I am new to pytest so I might use some pytest semantics incorrectly.
In general, I am having the following issue:
I am using mark.parametrize to do the mocking at a test, and when I use the same variable in an argument, mocking is using the data of the previous run instead of what I specify.
Analytically:
At the first 'iteration', in the mark.parametrize I am using mock_data_1 to mock the GetData.get_data(). Then, the test as I would expect mocks the data
here: data = GetData.get_data()
and afterwards it adds a new column to the data data['new_col0']
.
At the second 'iteration', where in the mark.parametrize I am using again mock_data_1, instead of having a new fresh set of mock_data_1, the test uses the previous data, containing the extra column.
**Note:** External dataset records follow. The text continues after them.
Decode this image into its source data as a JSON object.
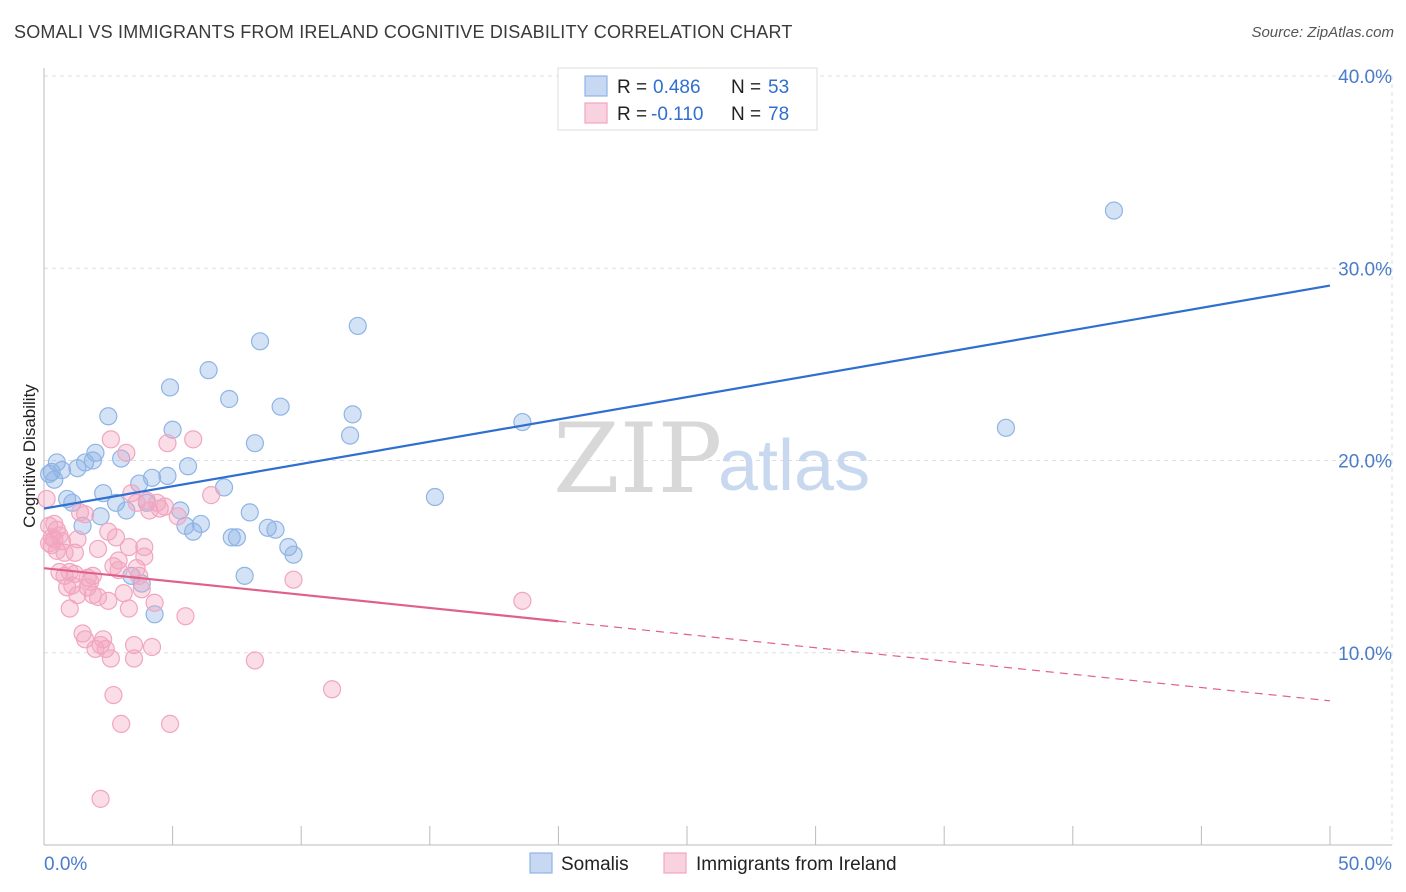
{
  "title": "SOMALI VS IMMIGRANTS FROM IRELAND COGNITIVE DISABILITY CORRELATION CHART",
  "source": "Source: ZipAtlas.com",
  "watermark": {
    "zip": "ZIP",
    "atlas": "atlas"
  },
  "legend_top": [
    {
      "r_label": "R = ",
      "r_value": "0.486",
      "n_label": "N = ",
      "n_value": "53",
      "color": "#8fb4e6"
    },
    {
      "r_label": "R = ",
      "r_value": "-0.110",
      "n_label": "N = ",
      "n_value": "78",
      "color": "#f2a5bf"
    }
  ],
  "legend_bottom": [
    {
      "label": "Somalis",
      "color": "#8fb4e6"
    },
    {
      "label": "Immigrants from Ireland",
      "color": "#f2a5bf"
    }
  ],
  "chart_data": {
    "type": "scatter",
    "title": "SOMALI VS IMMIGRANTS FROM IRELAND COGNITIVE DISABILITY CORRELATION CHART",
    "xlabel": "",
    "ylabel": "Cognitive Disability",
    "xlim": [
      0,
      50
    ],
    "ylim": [
      0,
      40
    ],
    "x_tick_labels": [
      "0.0%",
      "50.0%"
    ],
    "y_ticks": [
      10,
      20,
      30,
      40
    ],
    "y_tick_labels": [
      "10.0%",
      "20.0%",
      "30.0%",
      "40.0%"
    ],
    "grid": true,
    "series": [
      {
        "name": "Somalis",
        "color": "#8fb4e6",
        "line_color": "#2f6fd0",
        "trend": {
          "x": [
            0,
            50
          ],
          "y": [
            17.5,
            29.1
          ],
          "dashed_from": null
        },
        "points": [
          [
            0.3,
            19.4
          ],
          [
            0.5,
            19.9
          ],
          [
            0.7,
            19.5
          ],
          [
            0.9,
            18.0
          ],
          [
            1.1,
            17.8
          ],
          [
            1.3,
            19.6
          ],
          [
            1.5,
            16.6
          ],
          [
            1.6,
            19.9
          ],
          [
            1.9,
            20.0
          ],
          [
            2.0,
            20.4
          ],
          [
            2.2,
            17.1
          ],
          [
            2.3,
            18.3
          ],
          [
            2.5,
            22.3
          ],
          [
            2.8,
            17.8
          ],
          [
            3.0,
            20.1
          ],
          [
            3.2,
            17.4
          ],
          [
            3.4,
            14.0
          ],
          [
            3.7,
            18.8
          ],
          [
            3.8,
            13.6
          ],
          [
            4.0,
            17.8
          ],
          [
            4.2,
            19.1
          ],
          [
            4.3,
            12.0
          ],
          [
            4.8,
            19.2
          ],
          [
            4.9,
            23.8
          ],
          [
            5.0,
            21.6
          ],
          [
            5.3,
            17.4
          ],
          [
            5.5,
            16.6
          ],
          [
            5.6,
            19.7
          ],
          [
            5.8,
            16.3
          ],
          [
            6.1,
            16.7
          ],
          [
            6.4,
            24.7
          ],
          [
            7.0,
            18.6
          ],
          [
            7.2,
            23.2
          ],
          [
            7.3,
            16.0
          ],
          [
            7.5,
            16.0
          ],
          [
            7.8,
            14.0
          ],
          [
            8.0,
            17.3
          ],
          [
            8.2,
            20.9
          ],
          [
            8.4,
            26.2
          ],
          [
            8.7,
            16.5
          ],
          [
            9.0,
            16.4
          ],
          [
            9.2,
            22.8
          ],
          [
            9.5,
            15.5
          ],
          [
            9.7,
            15.1
          ],
          [
            11.9,
            21.3
          ],
          [
            12.0,
            22.4
          ],
          [
            12.2,
            27.0
          ],
          [
            15.2,
            18.1
          ],
          [
            18.6,
            22.0
          ],
          [
            37.4,
            21.7
          ],
          [
            41.6,
            33.0
          ],
          [
            0.2,
            19.3
          ],
          [
            0.4,
            19.0
          ]
        ]
      },
      {
        "name": "Immigrants from Ireland",
        "color": "#f2a5bf",
        "line_color": "#e0608a",
        "trend": {
          "x": [
            0,
            50
          ],
          "y": [
            14.4,
            7.5
          ],
          "dashed_from": 20
        },
        "points": [
          [
            0.1,
            18.0
          ],
          [
            0.2,
            16.6
          ],
          [
            0.3,
            16.0
          ],
          [
            0.3,
            15.6
          ],
          [
            0.4,
            15.9
          ],
          [
            0.5,
            15.3
          ],
          [
            0.6,
            16.1
          ],
          [
            0.6,
            14.2
          ],
          [
            0.7,
            15.8
          ],
          [
            0.8,
            14.0
          ],
          [
            0.9,
            13.4
          ],
          [
            1.0,
            12.3
          ],
          [
            1.0,
            14.2
          ],
          [
            1.1,
            13.5
          ],
          [
            1.2,
            15.2
          ],
          [
            1.3,
            15.9
          ],
          [
            1.3,
            13.0
          ],
          [
            1.4,
            17.3
          ],
          [
            1.5,
            11.0
          ],
          [
            1.6,
            17.2
          ],
          [
            1.6,
            10.7
          ],
          [
            1.7,
            13.9
          ],
          [
            1.8,
            13.7
          ],
          [
            1.9,
            13.0
          ],
          [
            1.9,
            14.0
          ],
          [
            2.0,
            10.2
          ],
          [
            2.1,
            15.4
          ],
          [
            2.2,
            10.4
          ],
          [
            2.2,
            2.4
          ],
          [
            2.3,
            10.7
          ],
          [
            2.4,
            10.2
          ],
          [
            2.5,
            12.7
          ],
          [
            2.5,
            16.3
          ],
          [
            2.6,
            21.1
          ],
          [
            2.6,
            9.7
          ],
          [
            2.7,
            7.8
          ],
          [
            2.8,
            16.0
          ],
          [
            2.9,
            14.8
          ],
          [
            2.9,
            14.3
          ],
          [
            3.0,
            6.3
          ],
          [
            3.1,
            13.1
          ],
          [
            3.2,
            20.4
          ],
          [
            3.3,
            15.5
          ],
          [
            3.3,
            12.3
          ],
          [
            3.4,
            18.3
          ],
          [
            3.5,
            10.4
          ],
          [
            3.5,
            9.7
          ],
          [
            3.6,
            17.8
          ],
          [
            3.7,
            14.0
          ],
          [
            3.8,
            13.3
          ],
          [
            3.9,
            15.0
          ],
          [
            3.9,
            15.5
          ],
          [
            4.0,
            17.9
          ],
          [
            4.1,
            17.4
          ],
          [
            4.2,
            10.3
          ],
          [
            4.3,
            12.6
          ],
          [
            4.4,
            17.8
          ],
          [
            4.5,
            17.5
          ],
          [
            4.7,
            17.6
          ],
          [
            4.8,
            20.9
          ],
          [
            4.9,
            6.3
          ],
          [
            5.2,
            17.1
          ],
          [
            5.5,
            11.9
          ],
          [
            5.8,
            21.1
          ],
          [
            6.5,
            18.2
          ],
          [
            8.2,
            9.6
          ],
          [
            9.7,
            13.8
          ],
          [
            11.2,
            8.1
          ],
          [
            18.6,
            12.7
          ],
          [
            0.4,
            16.7
          ],
          [
            0.8,
            15.2
          ],
          [
            1.2,
            14.1
          ],
          [
            1.7,
            13.4
          ],
          [
            2.1,
            12.9
          ],
          [
            2.7,
            14.5
          ],
          [
            3.6,
            14.4
          ],
          [
            0.2,
            15.7
          ],
          [
            0.5,
            16.4
          ]
        ]
      }
    ]
  }
}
These are some sample files:
file.py
from test_file_get_data import GetData
class MyClass:
def new_dataset(arg):
data = GetData.get_data(arg) # Mock this part
data[f'new_col{arg}'] = arg # New column to data
return data
test_file.py
from file import MyClass
import pandas as pd
import pytest
class TestMyClass:
mock_data_1 = pd.DataFrame({"col_1": [1,2,3]})
arg_1 = 0
arg_2 = 1
output_1 = pd.DataFrame({"col_1": [1,2,3], "new_col0": [0,0,0]})
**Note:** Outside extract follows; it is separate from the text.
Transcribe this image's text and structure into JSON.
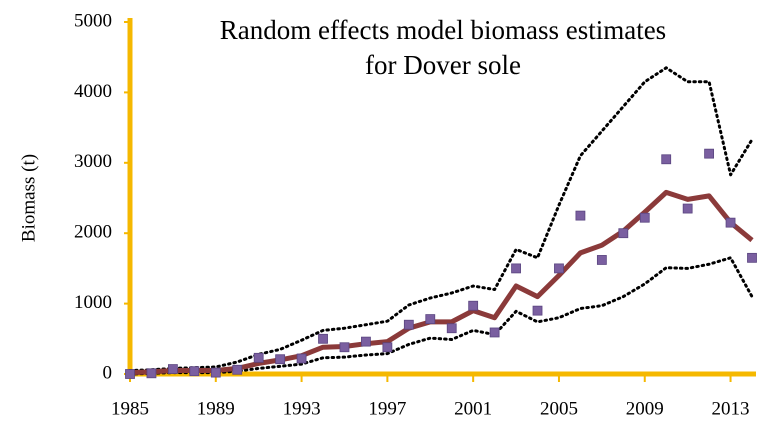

output_2 = pd.DataFrame({"col_1": [1,2,3], "new_col1": [1,1,1]})
@pytest.mark.parametrize(
'mock_arguments, arg, result',
[
(mock_data_1, arg_1, output_1),
(mock_data_1, arg_2, output_2)
]
)
def test_new_dataset(self, mocker, mock_arguments, arg, result):
mocker.patch(
'file.GetData.get_data',
return_value=mock_arguments,
)
print(mock_arguments)
res = MyClass.new_dataset(arg)
print(res)
assert res.to_dict() == result.to_dict()
test_file_get_data.py
import pandas as pd
class GetData:
def get_data(arg):
data = pd.DataFrame({"a":[1, 2, 3]})
return data
So the first test passes, but the second one fails because the data returned is this:
{'col_1': {1, 2, 3},
'new_col0': {0, 0, 0},
'new_col1': {1, 1, 1}}
instead of this:
{'col_1': {1, 2, 3},
'new_col1': {1, 1, 1}}
This issue can be solved if I replace data = GetData.get_data()
with data = GetData.get_data().copy()
, but I am assuming I am doing something wrong in the tests.
Shouldn't the data be refreshed and/or deleted after every iteration? Or what is happening is an expected behavior?